Meg était en train de somnoler, quand une cavalcade dans la cuisine se fit entendre. La jeune femme, reprenant toute sa lucidité, alluma la torche dont elle dirigea le flux vers la source du vacarme. Elle ne vit rien. Paul qui s’était levé, vint aux nouvelles.
« Je crois qu’il y a un animal avec nous, Paul. Il était peut-être caché dans une armoire de la cuisine.
— Je ne crois pas, Meg… Éclaire mieux par ici… Ce sont des traces boueuses de pas d’enfant !... Allume des bougies.
— Quoi ? Mais d’où serait-il sorti ? C’est insensé ! Et puis, que ferait un enfant ici ?
— Je ne sais pas, je constate, c’est tout, regarde par toi-même.
— Mais c’est dingue ! Les pas débutent au seuil de la cuisine et vont vers l’âtre.
— Je ne vois pas de trappe ni de trou dans le plafond… Et puis, il n’y a pas d’issue secrète au fond de l’âtre. D’ailleurs, il n’y a aucune trace de pas dans la cendre.
— Qu’est-ce que ça signifie, Paul ?
— Je ne sais pas, Meg. »
Paul avait à peine fini de parler, que la table et les tabourets se mirent à trembler dans un bruit de castagnette.
Merde, un tremblement de terre !
— Euh… Non Meg, tu vois, le lit et les étagères ne bougent pas. »
Un petit ricanement aigu jaillit de sous le pieu, et deux petits bras décharnés et pâles sortirent lentement, les ongles griffant le plancher dans leur progression. Meg fit un saut de carpe en arrière, l’épouvante lui fit oublier la douleur de son pied.
« Mais qu’est-ce qui te prends, Meg ?
— Quoi, tu ne vois pas ce truc qui sort de sous le lit ?
— Tu hallucines, il n’y a rien.
— Mais… Mais il n’y a plus rien !
— Tu vois, tu es juste fatiguée.
— Ah ouais ? Et que dis-tu de la danse de la table et des tabourets ?
— Euh… C’est peut-être un phénomène géologique, je ne sais pas. »
Tout à coup, un souffle soudain éteignit les bougies, plongeant la cabane dans le noir. Meg alluma la torche qu’elle avait gardée en main, balayant la pièce de son faisceau. La petite fenêtre était bien close, de même que celle de l’autre pièce ; le plafond n’avait pas de trou. Paul, qui ne s’était pas rendu compte de l’étrangeté du phénomène, essaya de rallumer les bougies ; il échoua, les tiges d’allumette s’éteignaient, à peine allumées.
« N’insiste pas, Paul. « On » veut nous plonger dans l’obscurité… et la torche commence à défaillir.
— Ah… Qui ça « on » ?... Eh tu entends ce raclement ? Ça semble venir de ma chambre.
— N’y vas pas Paul, je crois que la cabane est hantée.
— Tu délires, mon contact m’aurait prévenu, si c’était le cas.
— Vraiment ? Comment l’as-tu déjà connu ?

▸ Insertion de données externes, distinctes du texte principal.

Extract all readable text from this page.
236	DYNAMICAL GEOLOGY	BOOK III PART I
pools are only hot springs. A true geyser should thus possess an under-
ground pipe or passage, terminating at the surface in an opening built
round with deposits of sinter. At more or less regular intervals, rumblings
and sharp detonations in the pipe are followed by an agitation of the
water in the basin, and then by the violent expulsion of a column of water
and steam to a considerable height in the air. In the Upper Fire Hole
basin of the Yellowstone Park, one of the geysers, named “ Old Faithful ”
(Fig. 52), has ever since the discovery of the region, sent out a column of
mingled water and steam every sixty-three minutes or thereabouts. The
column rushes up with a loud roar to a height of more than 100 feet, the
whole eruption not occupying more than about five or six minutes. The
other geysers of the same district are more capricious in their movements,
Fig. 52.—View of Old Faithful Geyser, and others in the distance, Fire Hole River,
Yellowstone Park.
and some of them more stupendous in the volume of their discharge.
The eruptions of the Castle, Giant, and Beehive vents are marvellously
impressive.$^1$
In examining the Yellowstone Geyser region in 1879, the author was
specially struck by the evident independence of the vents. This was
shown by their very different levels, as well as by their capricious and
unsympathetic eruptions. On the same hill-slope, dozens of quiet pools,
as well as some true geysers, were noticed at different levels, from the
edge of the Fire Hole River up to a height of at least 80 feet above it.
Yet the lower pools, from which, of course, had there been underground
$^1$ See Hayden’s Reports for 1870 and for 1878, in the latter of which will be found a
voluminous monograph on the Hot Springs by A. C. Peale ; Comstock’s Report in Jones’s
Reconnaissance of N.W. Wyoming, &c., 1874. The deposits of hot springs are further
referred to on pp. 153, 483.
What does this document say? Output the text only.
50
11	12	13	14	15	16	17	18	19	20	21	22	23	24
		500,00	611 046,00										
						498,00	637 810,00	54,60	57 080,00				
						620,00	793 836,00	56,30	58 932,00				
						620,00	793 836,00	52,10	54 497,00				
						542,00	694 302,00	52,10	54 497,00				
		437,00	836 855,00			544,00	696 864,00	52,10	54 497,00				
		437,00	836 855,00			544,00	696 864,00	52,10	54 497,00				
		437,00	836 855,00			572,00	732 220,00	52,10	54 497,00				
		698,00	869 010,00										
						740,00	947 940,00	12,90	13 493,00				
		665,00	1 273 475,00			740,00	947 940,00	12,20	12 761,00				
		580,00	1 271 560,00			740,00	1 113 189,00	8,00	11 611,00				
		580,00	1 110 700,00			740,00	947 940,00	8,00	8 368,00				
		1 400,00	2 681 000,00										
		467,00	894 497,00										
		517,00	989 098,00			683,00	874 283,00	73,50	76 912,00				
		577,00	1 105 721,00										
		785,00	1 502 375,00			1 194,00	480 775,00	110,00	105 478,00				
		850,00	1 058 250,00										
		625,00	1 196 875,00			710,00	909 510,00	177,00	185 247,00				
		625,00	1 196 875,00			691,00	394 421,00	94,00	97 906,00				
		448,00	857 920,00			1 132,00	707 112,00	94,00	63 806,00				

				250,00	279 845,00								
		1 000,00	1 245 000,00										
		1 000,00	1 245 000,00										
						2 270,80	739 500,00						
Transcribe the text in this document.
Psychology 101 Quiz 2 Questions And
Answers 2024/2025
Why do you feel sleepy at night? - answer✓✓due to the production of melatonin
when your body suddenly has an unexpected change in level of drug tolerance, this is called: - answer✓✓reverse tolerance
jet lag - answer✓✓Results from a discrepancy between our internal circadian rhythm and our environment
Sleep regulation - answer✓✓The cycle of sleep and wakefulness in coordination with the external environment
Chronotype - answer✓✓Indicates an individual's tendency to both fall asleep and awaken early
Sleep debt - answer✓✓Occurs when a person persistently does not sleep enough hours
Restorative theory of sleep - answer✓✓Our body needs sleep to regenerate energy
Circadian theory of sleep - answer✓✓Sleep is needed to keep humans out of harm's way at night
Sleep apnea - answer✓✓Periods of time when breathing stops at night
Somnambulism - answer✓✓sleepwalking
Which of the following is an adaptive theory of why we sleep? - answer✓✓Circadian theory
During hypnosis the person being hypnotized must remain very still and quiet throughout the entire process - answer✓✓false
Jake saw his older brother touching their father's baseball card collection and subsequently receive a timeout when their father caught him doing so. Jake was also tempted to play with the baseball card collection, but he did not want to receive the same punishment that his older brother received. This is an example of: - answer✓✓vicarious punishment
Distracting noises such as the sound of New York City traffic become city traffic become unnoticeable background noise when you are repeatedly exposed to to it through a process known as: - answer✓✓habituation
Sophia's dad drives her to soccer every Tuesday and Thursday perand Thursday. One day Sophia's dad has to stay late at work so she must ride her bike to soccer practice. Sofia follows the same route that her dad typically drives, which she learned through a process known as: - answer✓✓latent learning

— Ben, quand je travaillais encore, il avait des papiers à faire.
— Et évidemment il a dû se fendre d’un bakchich.
— Bien sûr. Mais c’est le système, et je ne pense pas qu’il m’en ait voulu pour ça. On a sympathisé, et on est resté en contact.
— Bon, il est quelle heure ?... Deux heures et demie… Et si on s’en allait, Paul ?
— Ça va pas, non ? Il fait froid dehors, et puis regarde… Tu vois ce crachin, on va attraper la crève. D’ailleurs, on risque de se perdre ou de tourner en rond. Je ne sais pas toi, mais moi je n’ai pas le sens de l’orientation dans le noir.
— Alors, qu’est-ce qu’on fait ?
— Essayons de faire du feu.
— Mais Paul, il n’y a plus de bois.
— Ah ouais, et les tabourets, tu crois que c’est fait en quoi ? »
Ils brisèrent deux tabourets, et fourrèrent dans l’âtre les pieds qu’ils arrosèrent d’un peu de pétrole. Mais quoi qu’ils fissent, les tiges d’allumette ne donnèrent que des étincelles chétives. Comme aucun d’eux ne fumait, ils n’avaient pas de briquet.
Exaspérée, Meg balaya de la torche la pièce, pour chercher quelque morceau de papier. Soudain, le faisceau éclaira une petite fille au teint cadavérique ; la jeune femme poussa un cri, tant de surprise que d’épouvante. Paul vit aussi l’apparition, et ses courts cheveux se dressèrent. Eh bien, finalement, la cabane était vraiment hantée.